Inflation will continue to remain low as long as total credit continues to expand at a low rate. The big inflation of the last two years was due to the credit booms that occurred in 2020 and 2021. Currently, credit is expanding at a 4.5% annualized rate and there is no reason to expect that number to increase in the near future.
PapaDave
PapaDave
1 year ago
All good points. I expect inflation to settle in at 3-5% for several years.
Interest rates to remain high for several years.
Slow to modest economic growth worldwide for the rest of this decade.
Oil prices to continue to see upward pressure from a demand vs supply imbalance. Which is why I continue to hold a lot of oil and gas stocks. These companies continue to pay down or pay off their debt, while increasing share buybacks and dividends. 20% free cash flow at $80 WTI; add or subtract 5% for each $10 WTI.
worleyeoe
worleyeoe
1 year ago
Very good analysis, Mish!
I would also add housing and new car price appreciation. Both are financed over 5-30 years in most cases. Ever increasing prices are locking people into high, long-term payments. Over the last few months, the general trend of 30YFRM has been down. Over the 2023, one of two things are likely to happen as it relates to housing appreciation, inflation & the economy.
The soft-landing alternative means core PCE inflation drops to 3.5-4%, levels off and the fed stops raising the FFR around 5.25 to 5.5%. Then that shallow recession you speak of hits and solves the inflation problem by mid 2024, including a nationwide drop in housing prices of about 8-12%.
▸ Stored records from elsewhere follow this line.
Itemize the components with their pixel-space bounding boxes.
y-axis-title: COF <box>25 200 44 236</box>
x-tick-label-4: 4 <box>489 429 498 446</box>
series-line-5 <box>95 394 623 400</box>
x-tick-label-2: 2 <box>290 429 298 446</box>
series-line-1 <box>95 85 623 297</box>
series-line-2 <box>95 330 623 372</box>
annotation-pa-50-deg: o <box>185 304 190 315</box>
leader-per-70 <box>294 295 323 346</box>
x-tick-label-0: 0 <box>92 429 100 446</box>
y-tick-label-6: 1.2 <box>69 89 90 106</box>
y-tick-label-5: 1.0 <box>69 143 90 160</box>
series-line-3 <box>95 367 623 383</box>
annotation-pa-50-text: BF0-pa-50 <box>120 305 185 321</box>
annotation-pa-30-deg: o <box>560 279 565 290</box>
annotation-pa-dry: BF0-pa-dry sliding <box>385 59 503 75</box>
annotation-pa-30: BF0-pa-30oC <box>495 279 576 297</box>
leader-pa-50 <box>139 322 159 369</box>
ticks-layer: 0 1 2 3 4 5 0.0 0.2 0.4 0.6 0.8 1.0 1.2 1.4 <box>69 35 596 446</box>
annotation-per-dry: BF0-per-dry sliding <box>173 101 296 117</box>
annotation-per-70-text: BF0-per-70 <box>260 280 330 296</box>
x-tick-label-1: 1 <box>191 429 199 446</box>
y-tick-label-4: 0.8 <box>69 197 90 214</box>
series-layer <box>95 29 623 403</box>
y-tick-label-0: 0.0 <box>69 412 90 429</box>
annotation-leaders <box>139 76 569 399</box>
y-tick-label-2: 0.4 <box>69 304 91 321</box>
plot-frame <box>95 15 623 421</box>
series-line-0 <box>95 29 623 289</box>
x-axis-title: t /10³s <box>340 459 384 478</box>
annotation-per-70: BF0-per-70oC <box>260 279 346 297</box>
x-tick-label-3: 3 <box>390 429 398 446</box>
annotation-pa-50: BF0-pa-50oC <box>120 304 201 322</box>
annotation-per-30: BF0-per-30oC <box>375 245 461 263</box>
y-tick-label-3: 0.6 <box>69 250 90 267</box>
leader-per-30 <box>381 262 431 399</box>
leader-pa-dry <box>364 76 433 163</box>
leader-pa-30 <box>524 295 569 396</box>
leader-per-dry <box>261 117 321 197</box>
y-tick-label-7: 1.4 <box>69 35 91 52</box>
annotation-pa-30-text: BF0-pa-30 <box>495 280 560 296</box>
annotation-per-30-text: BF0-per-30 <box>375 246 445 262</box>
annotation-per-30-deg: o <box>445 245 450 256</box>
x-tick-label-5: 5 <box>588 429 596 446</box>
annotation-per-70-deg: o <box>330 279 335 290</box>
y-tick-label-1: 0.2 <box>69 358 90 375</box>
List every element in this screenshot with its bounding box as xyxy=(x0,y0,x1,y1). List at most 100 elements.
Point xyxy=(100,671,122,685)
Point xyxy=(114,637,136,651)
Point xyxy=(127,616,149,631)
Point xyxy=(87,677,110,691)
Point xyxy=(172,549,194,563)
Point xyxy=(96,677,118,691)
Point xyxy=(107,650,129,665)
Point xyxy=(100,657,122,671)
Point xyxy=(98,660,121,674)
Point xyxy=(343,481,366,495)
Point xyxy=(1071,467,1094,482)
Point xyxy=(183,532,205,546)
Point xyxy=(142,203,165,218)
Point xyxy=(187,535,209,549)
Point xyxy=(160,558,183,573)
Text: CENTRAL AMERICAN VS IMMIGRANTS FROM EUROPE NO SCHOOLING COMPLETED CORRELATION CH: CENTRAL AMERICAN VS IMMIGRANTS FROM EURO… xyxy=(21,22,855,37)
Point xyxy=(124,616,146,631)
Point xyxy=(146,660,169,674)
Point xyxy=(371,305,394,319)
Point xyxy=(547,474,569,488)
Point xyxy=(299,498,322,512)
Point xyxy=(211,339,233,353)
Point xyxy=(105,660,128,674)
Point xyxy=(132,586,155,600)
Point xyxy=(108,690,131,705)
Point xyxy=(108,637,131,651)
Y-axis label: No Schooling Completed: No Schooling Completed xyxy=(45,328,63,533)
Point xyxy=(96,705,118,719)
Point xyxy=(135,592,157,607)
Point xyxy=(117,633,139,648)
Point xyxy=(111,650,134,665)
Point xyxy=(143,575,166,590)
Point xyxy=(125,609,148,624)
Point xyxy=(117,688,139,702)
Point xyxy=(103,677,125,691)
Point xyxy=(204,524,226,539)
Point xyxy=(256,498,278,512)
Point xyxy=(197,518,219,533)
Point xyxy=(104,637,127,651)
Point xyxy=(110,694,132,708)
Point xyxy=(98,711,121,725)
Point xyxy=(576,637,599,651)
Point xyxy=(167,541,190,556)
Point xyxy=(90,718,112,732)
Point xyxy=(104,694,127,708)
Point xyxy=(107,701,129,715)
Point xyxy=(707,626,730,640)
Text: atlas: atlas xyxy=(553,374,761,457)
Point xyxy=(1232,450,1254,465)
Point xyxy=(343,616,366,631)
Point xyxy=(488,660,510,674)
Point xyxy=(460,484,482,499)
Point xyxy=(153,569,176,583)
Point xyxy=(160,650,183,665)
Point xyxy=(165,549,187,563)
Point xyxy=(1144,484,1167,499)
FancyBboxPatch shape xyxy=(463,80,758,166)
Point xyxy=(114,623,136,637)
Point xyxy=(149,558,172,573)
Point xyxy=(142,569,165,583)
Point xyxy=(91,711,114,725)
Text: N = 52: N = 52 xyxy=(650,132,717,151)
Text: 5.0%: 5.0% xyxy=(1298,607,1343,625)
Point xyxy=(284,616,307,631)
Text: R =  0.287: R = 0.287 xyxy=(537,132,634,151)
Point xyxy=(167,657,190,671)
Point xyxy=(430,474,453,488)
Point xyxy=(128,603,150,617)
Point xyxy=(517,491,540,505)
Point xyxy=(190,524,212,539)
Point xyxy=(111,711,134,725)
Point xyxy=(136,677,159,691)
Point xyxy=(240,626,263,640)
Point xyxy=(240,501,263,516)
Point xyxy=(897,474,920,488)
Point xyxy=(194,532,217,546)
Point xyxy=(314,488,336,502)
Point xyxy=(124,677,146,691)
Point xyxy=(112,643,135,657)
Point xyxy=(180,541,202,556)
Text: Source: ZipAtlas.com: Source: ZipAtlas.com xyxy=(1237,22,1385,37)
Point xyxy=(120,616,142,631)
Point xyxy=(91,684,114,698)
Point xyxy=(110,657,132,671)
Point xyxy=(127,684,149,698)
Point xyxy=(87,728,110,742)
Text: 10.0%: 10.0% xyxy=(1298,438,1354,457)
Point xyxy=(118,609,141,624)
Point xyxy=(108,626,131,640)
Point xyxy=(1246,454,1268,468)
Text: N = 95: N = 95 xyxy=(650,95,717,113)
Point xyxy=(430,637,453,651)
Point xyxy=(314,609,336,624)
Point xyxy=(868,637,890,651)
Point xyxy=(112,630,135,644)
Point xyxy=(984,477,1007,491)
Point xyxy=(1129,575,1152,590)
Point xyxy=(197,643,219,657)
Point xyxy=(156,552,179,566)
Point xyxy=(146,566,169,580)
To me the more likely scenario is that we have somewhat of a soft-landing and then we have the rebound of inflation by early 2024. This means the Fed would then have to raise the FFR up to at least 7% to really put the brakes on the economy, creating a significant recession with unemployment rising to at least 6% by late 2024 and then staying there well into 2025. This outcome leads to the much needed 25-30% drop in housing, unless the Uncle Sam trots out rent & mortgage relief again.